É desta forma que ninguém pode ser um verdadeiro filósofo sem ter a referência dos filósofos europeus, por exemplo.

No campo artístico, esta relação centro x periferia é igualmente marcante, pois existem muitas obras clássicas mais antigas do que o Brasil, que dirá de sua arte.

No entanto, sempre pode ocorrer o desabrochar de uma expressão artística local, inspirada pelos clássicos, mas, ao mesmo tempo, detentora de características únicas e, assim, digna de situar o país de origem como um novo centro de referência.

Pode parecer exagero mas, este é, talvez, o maior significado do quadro Abaporu, de Tarsila do Amaral.

O que se exprime não apenas pela visão posterior acerca da importância da obra, mas também pela visão dos criadores do movimento antropofágico, a partir do quadro de Tarsila.

Segundo a versão mais comum da história do quadro Abaporu, Tarsila entregou a obra para seu companheiro Oswald de Andrade em 1928, como um presente sem nome.

Este e um amigo, observando a pintura, teriam pensado em um nome que significasse uma expressão artística legitimamente brasileira, destacada do modernismo brasileiro.

Aboporu é uma palavra indígena, que significa literalmente “homem que come gente”, em referência ao artista que devora suas influências, para transformá-las em algo novo, totalmente original.

Quadro Abaporu de Tarsila do Amaral

Uma Breve Análise do Quadro Abaporu

Em termos gerais, esta obra de Tarsila do Amaral é caracterizada pelas cores vivas, mas, principalmente, pela temática original, tomando por base as lendas da cultura popular brasileira.

Na verdade, este é um dos principais elementos da obra e, segundo a própria pintora, a lenda inspiradora se referia a um gigante que se despedaçava e se recompunha, sempre de forma imperfeita.

Não por acaso, uma lenda que teria ouvido das mulheres negras que trabalhavam na propriedade em que vivia quando mais jovem e, por isso, além de representar a lenda em si, também funciona como uma alegoria valorizadora do trabalho.

Dos pés enormes à cabeça diminuta do gigante disforme, Tarsila escolhia dar destaque aos pés, em referência ao trabalho pesado, daqueles que estão sempre com os pés firmemente presos ao chão.

Mas, há inúmeras formas de se ler e interpretar a pintura e podemos dizer que o Abaporu moderno não é o mesmo que foi terminado em 1928, mas a soma das inúmeras perspectivas geradas pela obra ao longo de sua existência.

 

A Constante Releitura do Quadro Abaporu

A parte os quesitos técnicos e artísticos, o que realmente motiva o fascínio pela obra, como dissemos, é a possibilidade de releitura constante.

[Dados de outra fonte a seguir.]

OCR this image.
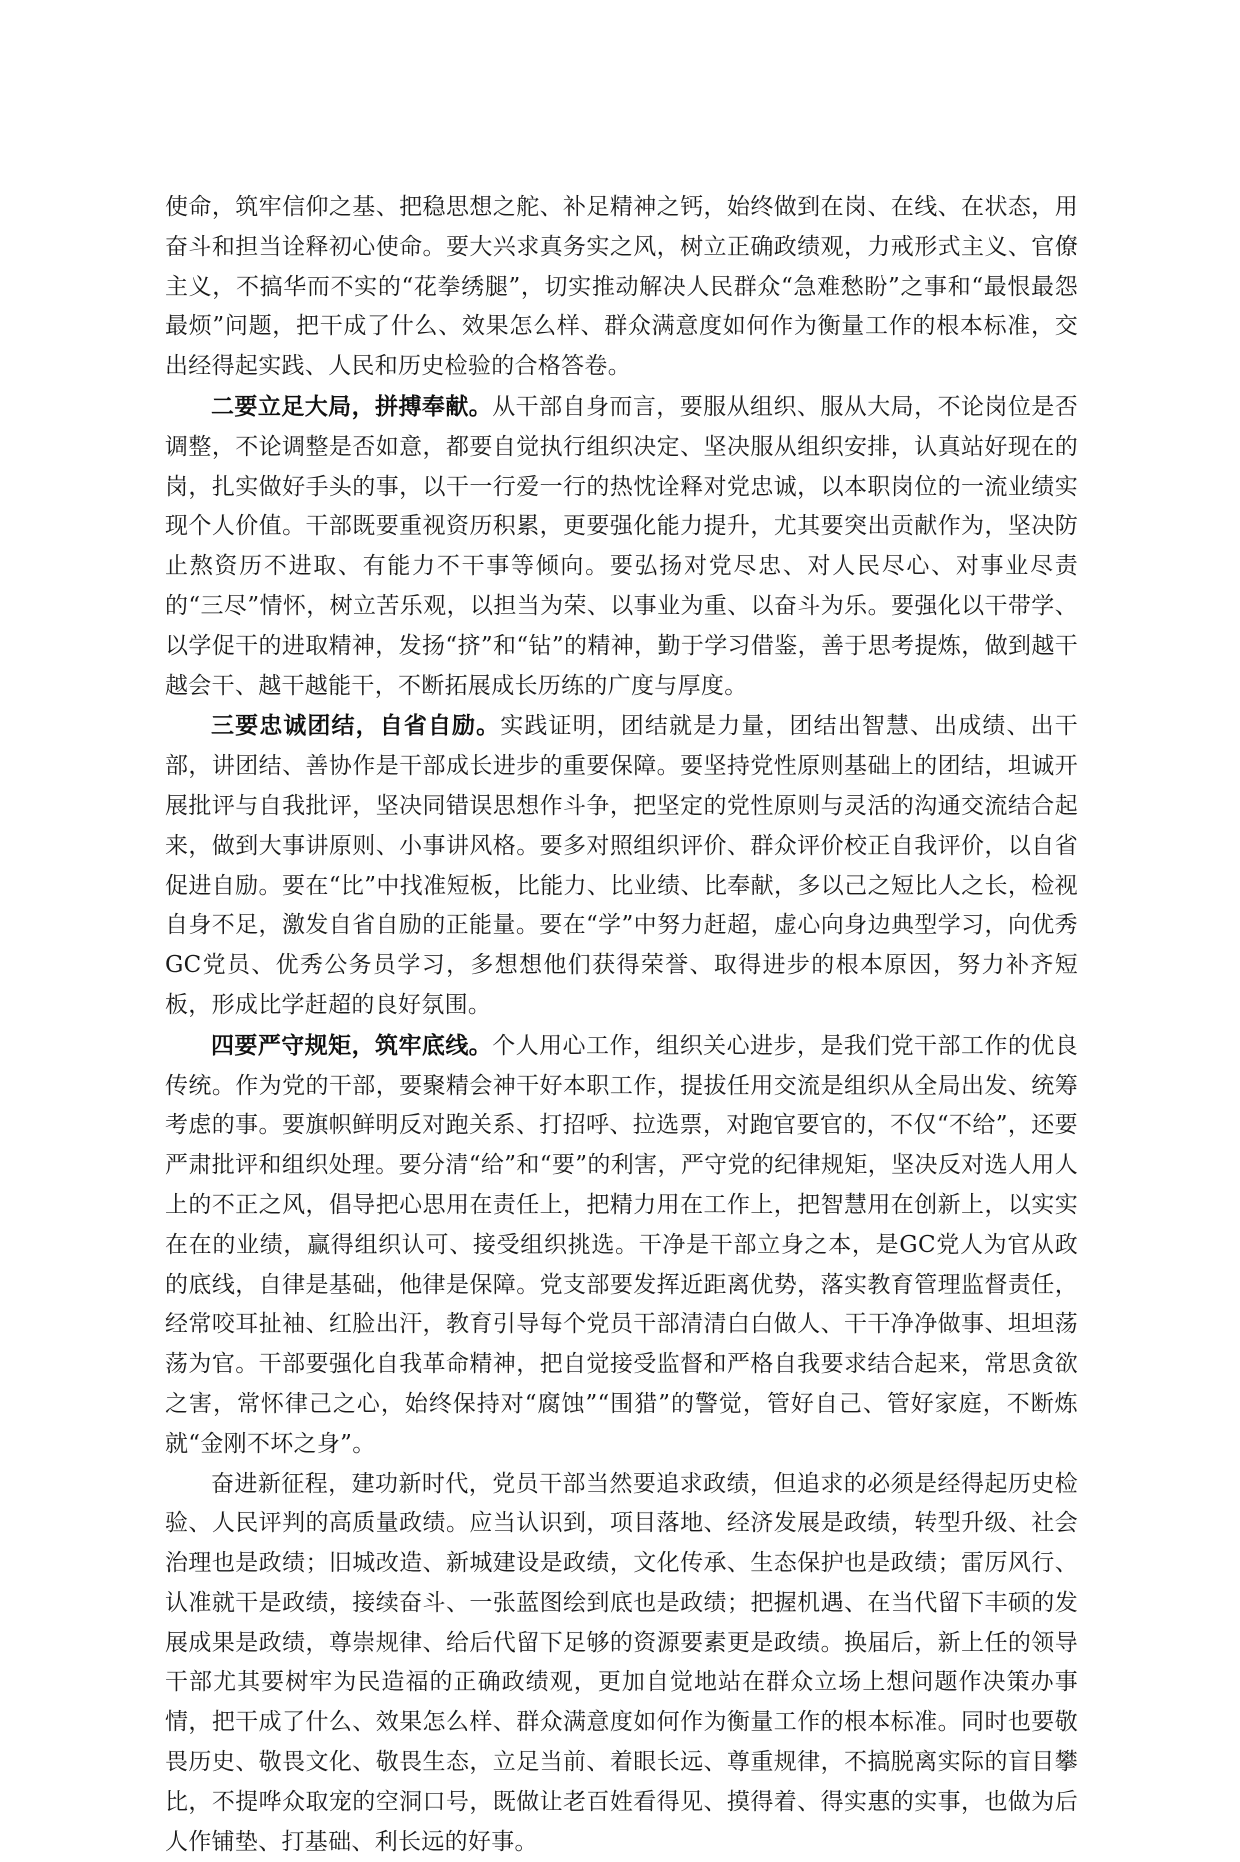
使命，筑牢信仰之基、把稳思想之舵、补足精神之钙，始终做到在岗、在线、在状态，用奋斗和担当诠释初心使命。要大兴求真务实之风，树立正确政绩观，力戒形式主义、官僚主义，不搞华而不实的“花拳绣腿”，切实推动解决人民群众“急难愁盼”之事和“最恨最怨最烦”问题，把干成了什么、效果怎么样、群众满意度如何作为衡量工作的根本标准，交出经得起实践、人民和历史检验的合格答卷。

二要立足大局，拼搏奉献。从干部自身而言，要服从组织、服从大局，不论岗位是否调整，不论调整是否如意，都要自觉执行组织决定、坚决服从组织安排，认真站好现在的岗，扎实做好手头的事，以干一行爱一行的热忱诠释对党忠诚，以本职岗位的一流业绩实现个人价值。干部既要重视资历积累，更要强化能力提升，尤其要突出贡献作为，坚决防止熬资历不进取、有能力不干事等倾向。要弘扬对党尽忠、对人民尽心、对事业尽责的“三尽”情怀，树立苦乐观，以担当为荣、以事业为重、以奋斗为乐。要强化以干带学、以学促干的进取精神，发扬“挤”和“钻”的精神，勤于学习借鉴，善于思考提炼，做到越干越会干、越干越能干，不断拓展成长历练的广度与厚度。

三要忠诚团结，自省自励。实践证明，团结就是力量，团结出智慧、出成绩、出干部，讲团结、善协作是干部成长进步的重要保障。要坚持党性原则基础上的团结，坦诚开展批评与自我批评，坚决同错误思想作斗争，把坚定的党性原则与灵活的沟通交流结合起来，做到大事讲原则、小事讲风格。要多对照组织评价、群众评价校正自我评价，以自省促进自励。要在“比”中找准短板，比能力、比业绩、比奉献，多以己之短比人之长，检视自身不足，激发自省自励的正能量。要在“学”中努力赶超，虚心向身边典型学习，向优秀GC党员、优秀公务员学习，多想想他们获得荣誉、取得进步的根本原因，努力补齐短板，形成比学赶超的良好氛围。

四要严守规矩，筑牢底线。个人用心工作，组织关心进步，是我们党干部工作的优良传统。作为党的干部，要聚精会神干好本职工作，提拔任用交流是组织从全局出发、统筹考虑的事。要旗帜鲜明反对跑关系、打招呼、拉选票，对跑官要官的，不仅“不给”，还要严肃批评和组织处理。要分清“给”和“要”的利害，严守党的纪律规矩，坚决反对选人用人上的不正之风，倡导把心思用在责任上，把精力用在工作上，把智慧用在创新上，以实实在在的业绩，赢得组织认可、接受组织挑选。干净是干部立身之本，是GC党人为官从政的底线，自律是基础，他律是保障。党支部要发挥近距离优势，落实教育管理监督责任，经常咬耳扯袖、红脸出汗，教育引导每个党员干部清清白白做人、干干净净做事、坦坦荡荡为官。干部要强化自我革命精神，把自觉接受监督和严格自我要求结合起来，常思贪欲之害，常怀律己之心，始终保持对“腐蚀”“围猎”的警觉，管好自己、管好家庭，不断炼就“金刚不坏之身”。

奋进新征程，建功新时代，党员干部当然要追求政绩，但追求的必须是经得起历史检验、人民评判的高质量政绩。应当认识到，项目落地、经济发展是政绩，转型升级、社会治理也是政绩；旧城改造、新城建设是政绩，文化传承、生态保护也是政绩；雷厉风行、认准就干是政绩，接续奋斗、一张蓝图绘到底也是政绩；把握机遇、在当代留下丰硕的发展成果是政绩，尊崇规律、给后代留下足够的资源要素更是政绩。换届后，新上任的领导干部尤其要树牢为民造福的正确政绩观，更加自觉地站在群众立场上想问题作决策办事情，把干成了什么、效果怎么样、群众满意度如何作为衡量工作的根本标准。同时也要敬畏历史、敬畏文化、敬畏生态，立足当前、着眼长远、尊重规律，不搞脱离实际的盲目攀比，不提哗众取宠的空洞口号，既做让老百姓看得见、摸得着、得实惠的实事，也做为后人作铺垫、打基础、利长远的好事。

Afinal, a cabeça pequena significaria apenas o destaque anteriormente referido, aos pés e mãos dedicados ao trabalho pesado? Ou seria também uma referência sutil à falta de valorização da inteligência brasileira?

Assim como o Abaporu inspirou Oswald de Andrade a propor a digestão da arte clássica para a composição do novo, continua inspirando os analistas dispostos a digerir a própria  obra, conferindo sempre algum significado novo.

E se a própria Tarsila não havia pensado neste ou naquele outro significado, isso não autoriza pensar que todos estes significados não estejam no quadro.

Uma obra de arte, em geral, transmite mensagens conscientes e, também, inconscientes. Ao sair do forno, deixa de ser propriedade do autor, passando a ser o que o público quiser ou puder imaginar.

Ainda que certo sentido genérico, da representação de um povo trabalhador e sofrido, se mantenha em quase todas as interpretações.

 

O Valor do Quadro Abaporu

Por todo seu simbolismo e pela importância histórica e artística, o Abaporu está avaliado em mais de 40 milhões de dólares, sendo, possivelmente, o quadro brasileiro mais valorizado no mundo.

Porém, como os mais atentos devem saber, este valor só poderia ser confirmado (ou até ultrapassado) se houvesse um comprador em leilão, o que é muito pouco provável.

Da última vez que esteve em leilão, em 1995, foi arrematado por um empresário argentino por 2,5 milhões de dólares e, atualmente, fica exposta no MALBA, o Museu de Arte Latino Americana de Buenos Aires.

Ainda que já tenha retornado ao Brasil algumas vezes para breves exposições; a última, durante as Olimpíadas do Rio de Janeiro, em 2016; nada indica que o proprietário tenha intenção de abrir mão da obra.